Un couvre-feu numérique pour les mineurs? “L'État doit faire la nounou car les parents n’éduquent pas”

Création d'un "addict score", "couvre-feu numérique": "l'état d'urgence doit être déclaré contre les écrans" avec des "mesures radicales" pour "sauver" la jeunesse des effets délétères des réseaux sociaux, exhorte une tribune co-signée par l'ex-chef du gouvernement Gabriel Attal et le pédopsychiatre Marcel Rufo.
"Entre anxiété, dépression ou troubles du comportement alimentaires... la santé de nos jeunes est en péril" et "la responsabilité des écrans est immense", affirment-ils dans ce texte publié par Le Figaro mardi.
"Si nous ne faisons rien, les écrans et leurs contenus tueront notre jeunesse à petit feu et, à la fin, notre société toute entière", alerte leur tribune, un an après le rapport Enfants et écrans réalisé par une commission d'experts voulue par le président Emmanuel Macron.
Des écrans qui altèrent la santé et les capacités intellectuelles
Alors que les adolescents "passent entre 3h30 et 5h par jour devant un écran", l'ancien Premier ministre et le pédopsychiatre proposent de créer un "entretien d'évaluation" de la dépendance aux écrans à "l'entrée en 6ème, puis en 2nde".
Des vérifications d'âge similaires à celles imposées aux sites pornographiques pour interdire l'accès des moins de 15 ans aux réseaux sociaux et "un couvre-feu numérique" pour empêcher "de 22h à 8h du matin" cet accès aux jeunes de 15 à 18 ans sont aussi préconisés. Pour cette tranche d'âge, les réseaux sociaux devraient "passer en noir et blanc pour une heure au moins" après 30 minutes d'usage, pour réduire leur attractivité.
L'accès aux réseaux sociaux serait limité à une heure pour les mineurs: "même la Chine le fait avec TikTok - pour une fois, inspirons-nous de ce que fait ce pays !", lancent les auteurs de la tribune, alors qu'une commission d'enquête sur les effets psychologiques de TikTok sur les mineurs a été lancée à l'Assemblée.
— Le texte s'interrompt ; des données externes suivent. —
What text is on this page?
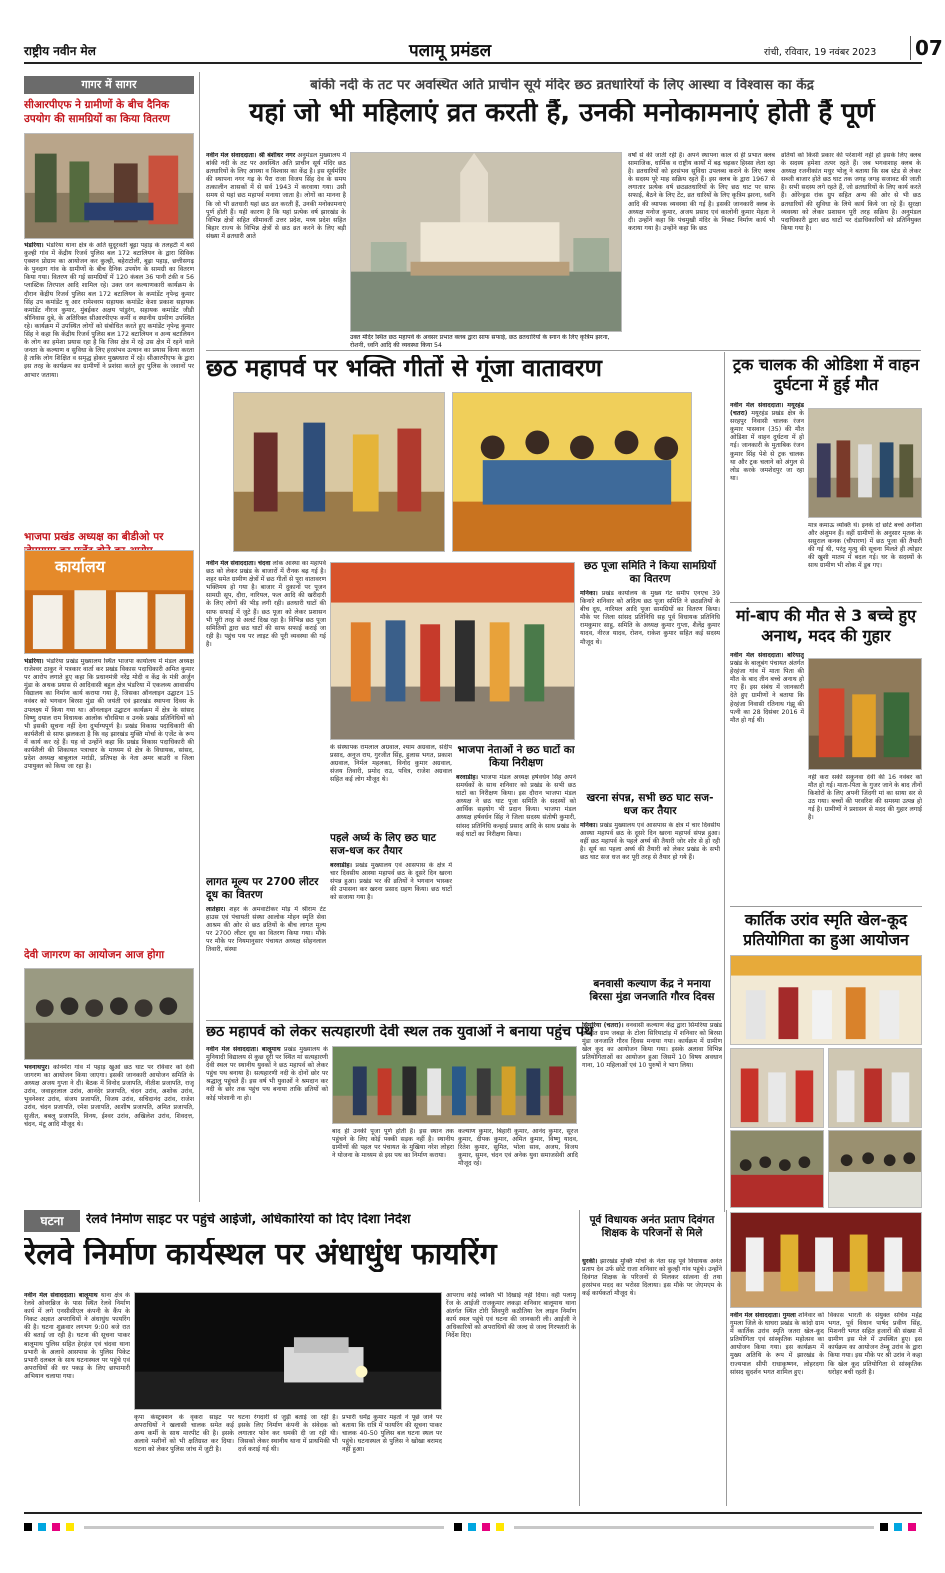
राष्ट्रीय नवीन मेल	पलामू प्रमंडल	रांची, रविवार, 19 नवंबर 2023 07
गागर में सागर
सीआरपीएफ ने ग्रामीणों के बीच दैनिक उपयोग की सामग्रियों का किया वितरण
भंडरिया। भंडरिया थाना क्षेत्र के अति सुदूरवर्ती बूढ़ा पहाड़ के तलहटी में बसे कुल्ही गांव में केंद्रीय रिजर्व पुलिस बल 172 बटालियन के द्वारा सिविक एक्शन प्रोग्राम का आयोजन कर कुल्ही, बहेराटोली, बूढ़ा पहाड़, छत्तीसगढ़ के पुनदाग गांव के ग्रामीणों के बीच दैनिक उपयोग के सामग्री का वितरण किया गया। वितरण की गई सामग्रियों में 120 कंबल 36 पानी टंकी व 56 प्लास्टिक तिरपाल आदि शामिल रहे। उक्त जन कल्याणकारी कार्यक्रम के दौरान केंद्रीय रिजर्व पुलिस बल 172 बटालियन के कमांडेंट नृपेन्द्र कुमार सिंह उप कमांडेंट यू आर रामेश्वरम सहायक कमांडेंट केशा प्रकाश सहायक कमांडेंट नीरज कुमार, मुंबईकर अक्षय पांडुरंग, सहायक कमांडेंट जीडी श्रीनिवास दुबे, के अतिरिक्त सीआरपीएफ कर्मी व स्थानीय ग्रामीण उपस्थित रहे। कार्यक्रम में उपस्थित लोगों को संबोधित करते हुए कमांडेंट नृपेन्द्र कुमार सिंह ने कहा कि केंद्रीय रिजर्व पुलिस बल 172 बटालियन व अन्य बटालियन के लोग का हमेशा प्रयास रहा है कि जिस क्षेत्र में रहे उस क्षेत्र में रहने वाले जनता के कल्याण व सुविधा के लिए हरसंभव उत्थान का प्रयास किया करता है ताकि लोग शिक्षित व समृद्ध होकर मुख्यधारा में रहे। सीआरपीएफ के द्वारा इस तरह के कार्यक्रम का ग्रामीणों ने प्रशंसा करते हुए पुलिस के जवानों पर आभार जताया।
भाजपा प्रखंड अध्यक्ष का बीडीओ पर
कार्यालय
भंडरिया। भंडरिया प्रखंड मुख्यालय स्थित भाजपा कार्यालय में मंडल अध्यक्ष राजेश्वर ठाकुर ने पत्रकार वार्ता कर प्रखंड विकास पदाधिकारी अमित कुमार पर आरोप लगाते हुए कहा कि प्रधानमंत्री नरेंद्र मोदी व केंद्र के मंत्री अर्जुन मुंडा के अथक प्रयास से आदिवासी बहुल क्षेत्र भंडरिया में एकलव्य आवासीय विद्यालय का निर्माण कार्य कराया गया है, जिसका ऑनलाइन उद्घाटन 15 नवंबर को भगवान बिरसा मुंडा की जयंती एवं झारखंड स्थापना दिवस के उपलक्ष्य में किया गया था। ऑनलाइन उद्घाटन कार्यक्रम में क्षेत्र के सांसद विष्णु दयाल राम विधायक आलोक चौरसिया व उनके प्रखंड प्रतिनिधियों को भी इसकी सूचना नहीं देना दुर्भाग्यपूर्ण है। प्रखंड विकास पदाधिकारी की कार्यशैली से साफ झलकता है कि वह झारखंड मुक्ति मोर्चा के एजेंट के रूप में कार्य कर रहे हैं। यह वो उन्होंने कहा कि प्रखंड विकास पदाधिकारी की कार्यशैली की शिकायत पत्राचार के माध्यम से क्षेत्र के विधायक, सांसद, प्रदेश अध्यक्ष बाबूलाल मरांडी, प्रतिपक्ष के नेता अमर बाउरी व जिला उपायुक्त को किया जा रहा है।
देवी जागरण का आयोजन आज होगा
भवनाथपुर। कोनमेंरा गांव में पहाड़ खुआं छठ घाट पर रविवार को देवी जागरण का आयोजन किया जाएगा। इसकी जानकारी आयोजन समिति के अध्यक्ष अजय गुप्ता ने दी। बैठक में विनोद प्रजापति, नीतीश प्रजापति, राजू उरांव, जवाहरलाल उरांव, आनंदेर प्रजापति, चंदन उरांव, अशोक उरांव, भुवनेश्वर उरांव, संजय प्रजापति, विजय उरांव, सचिदानंद उरांव, राजेश उरांव, चंदन प्रजापति, रमेश प्रजापति, आशीष प्रजापति, अमित प्रजापति, सुजीत, बबलू प्रजापति, विनय, ईश्वर उरांव, अखिलेश उरांव, शिवदत्त, चंदन, मंटू आदि मौजूद थे।
बांकी नदी के तट पर अवस्थित अति प्राचीन सूर्य मंदिर छठ व्रतधारियों के लिए आस्था व विश्वास का केंद्र
यहां जो भी महिलाएं व्रत करती हैं, उनकी मनोकामनाएं होती हैं पूर्ण
नवीन मेल संवाददाता। श्री बंशीधर नगर अनुमंडल मुख्यालय में बांकी नदी के तट पर अवस्थित अति प्राचीन सूर्य मंदिर छठ व्रतधारियों के लिए आस्था व विश्वास का केंद्र है। इस सूर्यमंदिर की स्थापना नगर गढ़ के पैरा राजा विजय सिंह देव के समय तत्कालीन शासकों में से सर्व 1943 में करवाया गया। उसी समय से यहां छठ महापर्व मनाया जाता है। लोगों का मानना है कि जो भी व्रतधारी यहां छठ व्रत करती हैं, उनकी मनोकामनाएं पूर्ण होती हैं। यही कारण है कि यहां प्रत्येक वर्ष झारखंड के विभिन्न क्षेत्रों सहित सीमावर्ती उत्तर प्रदेश, मध्य प्रदेश सहित बिहार राज्य के विभिन्न क्षेत्रों से छठ व्रत करने के लिए बड़ी संख्या में व्रतधारी आते
उक्त मंदिर स्थित छठ महापर्व के अवसर प्रभात क्लब द्वारा साफ सफाई, छठ व्रतधारियों के स्नान के लिए कृत्रिम झरना, रोशनी, ध्वनि आदि की व्यवस्था किया 54
वर्षों से की जाती रही है। अपने स्थापना काल से ही प्रभात क्लब सामाजिक, धार्मिक व राष्ट्रीय कार्यों में बढ़ चढ़कर हिस्सा लेता रहा है। व्रतधारियों को हरसंभव सुविधा उपलब्ध कराने के लिए क्लब के सदस्य पूरे माह सक्रिय रहते हैं। इस क्लब के द्वारा 1967 से लगातार प्रत्येक वर्ष छठव्रतधारियों के लिए छठ घाट पर साफ सफाई, बैठने के लिए टेंट, व्रत धारियों के लिए कृत्रिम झरना, ध्वनि आदि की व्यापक व्यवस्था की गई है। इसकी जानकारी क्लब के अध्यक्ष मनोज कुमार, अजय प्रसाद एवं कालोनी कुमार मेहता ने दी। उन्होंने कहा कि पंचमुखी मंदिर के निकट निर्माण कार्य भी कराया गया है। उन्होंने कहा कि छठ
व्रतियों को किसी प्रकार की परेशानी नहीं हो इसके लिए क्लब के सदस्य हमेशा तत्पर रहते हैं। जब भगवाशाह क्लब के अध्यक्ष रजनीकांत मधुर भोलू ने बताया कि सब स्टेड से लेकर सब्जी बाजार होते छठ घाट तक जगह जगह सजावट की जाती है। सभी सदस्य लगे रहते हैं, जो व्रतधारियों के लिए कार्य करते हैं। ओरेन्ड्रस रांक ग्रुप सहित अन्य की ओर से भी छठ व्रतधारियों की सुविधा के लिये कार्य किये जा रहे हैं। सुरक्षा व्यवस्था को लेकर प्रशासन पूरी तरह सक्रिय है। अनुमंडल पदाधिकारी द्वारा छठ घाटों पर दंडाधिकारियों को प्रतिनियुक्त किया गया है।
छठ महापर्व पर भक्ति गीतों से गूंजा वातावरण
नवीन मेल संवाददाता। चंदवा लोक आस्था का महापर्व छठ को लेकर प्रखंड के बाजारों में रौनक बढ़ गई है। शहर समेत ग्रामीण क्षेत्रों में छठ गीतों से पूरा वातावरण भक्तिमय हो गया है। बाजार में दुकानों पर पूजन सामग्री सूप, दौरा, नारियल, फल आदि की खरीदारी के लिए लोगों की भीड़ लगी रही। व्रतधारी घाटों की साफ सफाई में जुटे हैं। छठ पूजा को लेकर प्रशासन भी पूरी तरह से अलर्ट दिख रहा है। विभिन्न छठ पूजा समितियों द्वारा छठ घाटों की साफ सफाई कराई जा रही है। पहुंच पथ पर लाइट की पूरी व्यवस्था की गई है।
लागत मूल्य पर 2700 लीटर दूध का वितरण
लातेहार। शहर के अमवाटीकर मोड़ में श्रीराम टेंट हाउस एवं पंचायती संस्था आलोक मोहन स्मृति सेवा आश्रम की ओर से छठ व्रतियों के बीच लागत मूल्य पर 2700 लीटर दूध का वितरण किया गया। मौके पर मौके पर नियमानुसार पंचायत अध्यक्ष सोहनलाल तिवारी, संस्था
के संस्थापक रामलाल अग्रवाल, श्याम अग्रवाल, संदीप प्रसाद, अनुज राय, गुरजीत सिंह, हुलास भगत, प्रकाश अग्रवाल, निर्मल महलका, विनोद कुमार अग्रवाल, संजय तिवारी, प्रमोद राउ, पवित्र, राजेश अग्रवाल सहित कई लोग मौजूद थे।
पहले अर्घ्य के लिए छठ घाट सज-धज कर तैयार
बरवाडीह। प्रखंड मुख्यालय एवं आसपास के क्षेत्र में चार दिवसीय आस्था महापर्व छठ के दूसरे दिन खरना संपन्न हुआ। प्रखंड भर की व्रतियों ने भगवान भास्कर की उपासना कर खरना प्रसाद ग्रहण किया। छठ घाटों को सजाया गया है।
भाजपा नेताओं ने छठ घाटों का किया निरीक्षण
बरवाडीह। भाजपा मंडल अध्यक्ष हर्षवर्धन सिंह अपने समर्थकों के साथ शनिवार को प्रखंड के सभी छठ घाटों का निरीक्षण किया। इस दौरान भाजपा मंडल अध्यक्ष ने छठ घाट पूजा समिति के सदस्यों को आर्थिक सहयोग भी प्रदान किया। भाजपा मंडल अध्यक्ष हर्षवर्धन सिंह ने जिला सदस्य संतोषी कुमारी, सांसद प्रतिनिधि कन्हाई प्रसाद आदि के साथ प्रखंड के कई घाटों का निरीक्षण किया।
छठ पूजा समिति ने किया सामग्रियों का वितरण
मनिका। प्रखंड कार्यालय के मुख्य गेट समीप एनएच 39 किनारे शनिवार को अदित्य छठ पूजा समिति ने छठव्रतियों के बीच दूध, नारियल आदि पूजा सामग्रियों का वितरण किया। मौके पर जिला सांसद प्रतिनिधि सह पूर्व विधायक प्रतिनिधि रामकुमार साहु, समिति के अध्यक्ष कुमार गुप्ता, शैलेंद्र कुमार यादव, नीरज यादव, रोशन, राकेश कुमार सहित कई सदस्य मौजूद थे।
खरना संपन्न, सभी छठ घाट सज-धज कर तैयार
मनिका। प्रखंड मुख्यालय एवं आसपास के क्षेत्र में चार दिवसीय आस्था महापर्व छठ के दूसरे दिन खरना महापर्व संपन्न हुआ। वहीं छठ महापर्व के पहले अर्घ्य की तैयारी जोर शोर से हो रही है। सूर्य का पहला अर्घ्य की तैयारी को लेकर प्रखंड के सभी छठ घाट सज धज कर पूरी तरह से तैयार हो गये हैं।
ट्रक चालक की ओडिशा में वाहन दुर्घटना में हुई मौत
नवीन मेल संवाददाता। मयूरहंड (चतरा) मयूरहंड प्रखंड क्षेत्र के सरहपुर निवासी चालक रंजन कुमार पासवान (35) की मौत ओडिशा में वाहन दुर्घटना में हो गई। जानकारी के मुताबिक रंजन कुमार सिंह पेशे से ट्रक चालक था और ट्रक चलाने को अंगुल से लोड करके जमशेदपुर जा रहा था।
मात्र कमाऊ व्यक्ति थे। इनके दो छोटे बच्चे अनीशा और अंशुमन हैं। वहीं ग्रामीणों के अनुसार मृतक के ससुराल कनक (चौपारण) में छठ पूजा की तैयारी की गई थी, परंतु मृत्यु की सूचना मिलते ही त्योहार की खुशी मातम में बदल गई। घर के सदस्यों के साथ ग्रामीण भी शोक में डूब गए।
मां-बाप की मौत से 3 बच्चे हुए अनाथ, मदद की गुहार
नवीन मेल संवाददाता। बरियातू प्रखंड के बालूबंग पंचायत अंतर्गत हेरहंजा गांव में माता पिता की मौत के बाद तीन बच्चे अनाथ हो गए हैं। इस संबंध में जानकारी देते हुए ग्रामीणों ने बताया कि हेरहंजा निवासी रतिनाथ गंझू की पत्नी का 28 दिसंबर 2016 में मौत हो गई थी।
नहीं करा सकी सकुनवा देवी की 16 नवंबर को मौत हो गई। माता-पिता के गुजर जाने के बाद तीनों किशोरों के लिए अपनी जिंदगी मां का साया सर से उठ गया। बच्चों की परवरिश की समस्या उत्पन्न हो गई है। ग्रामीणों ने प्रशासन से मदद की गुहार लगाई है।
कार्तिक उरांव स्मृति खेल-कूद प्रतियोगिता का हुआ आयोजन
नवीन मेल संवाददाता। गुमला शनिवार को गुमला जिले के घाघरा प्रखंड के कांदो ग्राम में कार्तिक उरांव स्मृति जतरा खेल-कूद प्रतियोगिता एवं सांस्कृतिक महोत्सव का आयोजन किया गया। इस कार्यक्रम में मुख्य अतिथि के रूप में झारखंड के राज्यपाल सीपी राधाकृष्णन, लोहरदगा सांसद सुदर्शन भगत शामिल हुए।
विकास भारती के संयुक्त सचिव महेंद्र भगत, पूर्व विधान पार्षद प्रवीण सिंह, मिशनरी भगत सहित हजारों की संख्या में ग्रामीण इस मेले में उपस्थित हुए। इस कार्यक्रम का आयोजन तेम्बू उरांव के द्वारा किया गया। इस मौके पर श्री उरांव ने कहा कि खेल कूद प्रतियोगिता से सांस्कृतिक धरोहर बची रहती है।
छठ महापर्व को लेकर सत्यहारणी देवी स्थल तक युवाओं ने बनाया पहुंच पथ
नवीन मेल संवाददाता। बालूमाथ प्रखंड मुख्यालय के मुनियादी विद्यालय से कुछ दूरी पर स्थित मां सत्यहारणी देवी स्थल पर स्थानीय युवकों ने छठ महापर्व को लेकर पहुंच पथ बनाया है। सत्यहारणी नदी के दोनों छोर पर श्रद्धालु पहुंचते हैं। इस वर्ष भी युवाओं ने श्रमदान कर नदी के छोर तक पहुंच पथ बनाया ताकि व्रतियों को कोई परेशानी ना हो।
बाद ही उनकी पूजा पूर्ण होती है। इस स्थान तक पहुंचने के लिए कोई पक्की सड़क नहीं है। स्थानीय ग्रामीणों की पहल पर पंचायत के मुखिया नरेश लोहरा ने योजना के माध्यम से इस पथ का निर्माण कराया।
कल्याण कुमार, बिहारी कुमार, आनंद कुमार, सूरज कुमार, दीपक कुमार, अमित कुमार, विष्णु यादव, रितेश कुमार, सुमित, भोला साव, अजय, विजय कुमार, सुमन, चंदन एवं अनेक युवा समाजसेवी आदि मौजूद रहे।
बनवासी कल्याण केंद्र ने मनाया बिरसा मुंडा जनजाति गौरव दिवस
सिमरिया (चतरा)। वनवासी कल्याण केंद्र द्वारा सिमरिया प्रखंड अंतर्गत ग्राम जबड़ा के टोला सिरियाटांड़ में शनिवार को बिरसा मुंडा जनजाति गौरव दिवस मनाया गया। कार्यक्रम में ग्रामीण खेल कूद का आयोजन किया गया। इसके अलावा विभिन्न प्रतियोगिताओं का आयोजन हुआ जिसमें 10 विषय अवधान गाना, 10 महिलाओं एवं 10 पुरुषों ने भाग लिया।
पूर्व विधायक अनंत प्रताप दिवंगत शिक्षक के परिजनों से मिले
धुरकी। झारखंड मुक्ति मोर्चा के नेता सह पूर्व विधायक अनंत प्रताप देव उर्फ छोटे राजा शनिवार को कुल्ही गांव पहुंचे। उन्होंने दिवंगत शिक्षक के परिजनों से मिलकर सांत्वना दी तथा हरसंभव मदद का भरोसा दिलाया। इस मौके पर जेएमएम के कई कार्यकर्ता मौजूद थे।
घटना	रेलवे निर्माण साइट पर पहुंचे आईजी, अधिकारियों को दिए दिशा निर्देश
रेलवे निर्माण कार्यस्थल पर अंधाधुंध फायरिंग
नवीन मेल संवाददाता। बालूमाथ थाना क्षेत्र के रेलवे ओवरब्रिज के पास स्थित रेलवे निर्माण कार्य में लगे एनसीसीएल कंपनी के कैंप के निकट अज्ञात अपराधियों ने अंधाधुंध फायरिंग की है। घटना शुक्रवार लगभग 9:00 बजे रात की बताई जा रही है। घटना की सूचना पाकर बालूमाथ पुलिस सहित हेरहंज एवं चंदवा थाना प्रभारी के अलावे आसपास के पुलिस पिकेट प्रभारी दलबल के साथ घटनास्थल पर पहुंचे एवं अपराधियों की धर पकड़ के लिए छापामारी अभियान चलाया गया।
कृपा कंस्ट्रक्शन के वृकरा साइट पर अपराधियों ने खलासी चालक समेत कई अन्य कर्मी के साथ मारपीट की है। इसके अलावे मशीनों को भी क्षतिग्रस्त कर दिया। घटना को लेकर पुलिस जांच में जुटी है।
घटना रंगदारी से जुड़ी बताई जा रही है। इसके लिए निर्माण कंपनी के संवेदक को लगातार फोन कर धमकी दी जा रही थी। जिसको लेकर स्थानीय थाना में प्राथमिकी भी दर्ज कराई गई थी।
प्रभारी धर्मेंद्र कुमार महतो ने पूछे जाने पर बताया कि रात्रि में फायरिंग की सूचना पाकर चालक 40-50 पुलिस बल घटना स्थल पर पहुंचे। घटनास्थल से पुलिस ने खोखा बरामद नहीं हुआ।
आपराध कोई व्यक्ति भी दिखाई नहीं दिया। वहीं पलामू रेंज के आईजी राजकुमार लकड़ा शनिवार बालूमाथ थाना अंतर्गत स्थित टोरी शिवपुरी कठौतिया रेल लाइन निर्माण कार्य स्थल पहुंचे एवं घटना की जानकारी ली। आईजी ने अधिकारियों को अपराधियों की जल्द से जल्द गिरफ्तारी के निर्देश दिए।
Un "addict-score public, sur le modèle du Nutri-score" pourrait être créé pour "évaluer le potentiel addictif des applications et des plateformes". Enfin, ils proposent que "2% des revenus générés" par les activités des plateformes en France aillent à un fonds finançant la recherche et la prise en charge de la santé mentale.
Dans une autre tribune publiée mardi, cinq sociétés savantes appellent à proscrire les écrans pour les enfants de moins de six ans car elles "altèrent durablement leur santé et leurs capacités intellectuelles".
“Le meilleur des couvre-feu reste l’éducation"
Alors, faut-il instaurer un couvre-feu numérique pour les mineurs? Les Grandes Gueules débattent ce mardi. Pour Barbara Lefebvre, “l’idée est excellente mais quelle est la modalité d’application? Les enfants vont-ils faire des attestations?”, questionne-t-elle.
“Le problème c’est que l’Etat est obligé de faire la nounou. On doit faire une loi pour expliquer le rôle de parent. L'État n'aurait pas besoin de jouer la nounou si les parents éduquaient leurs enfants. On en vient à faire une loi inapplicable pour leur expliquer leur rôle de parent”, poursuit-elle. Cette dernière explique avoir limité le temps d’écrans sur le téléphone de sa fille, une solution qui fonctionne pour sa famille.
Mais son avis n’est pas partagé par Flora Ghebali, qui estime que “culpabiliser les parents alors que les enfants ont plus d’un tour dans leur sac pour déjouer l’autorité parentale”, c’est contre-productif. Le docteur Jérôme Marty est mitigé. C’est indéniable pour lui, les écrans impactent le sommeil et l’attention, “mais plutôt qu’un couvre feu, il faut en parler beaucoup et très tôt, dès qu’ils sont en âge de comprendre”.
"Il faut faire son rôle de parent, c'est-à-dire accompagner et éduquer. Ce sont des outils utiles et inévitables et surtout que les adolescents manient mieux les écrans que nous”.
Le médecin, sidéré de certains comportements, raconte qu'ils voient des parents donner des écrans pour calmer leurs enfants lors de consultation. Ludovic, un auditeur, partage l’avis de Barbara: pour lui, “le meilleur des couvre-feu reste l’éducation des parents”.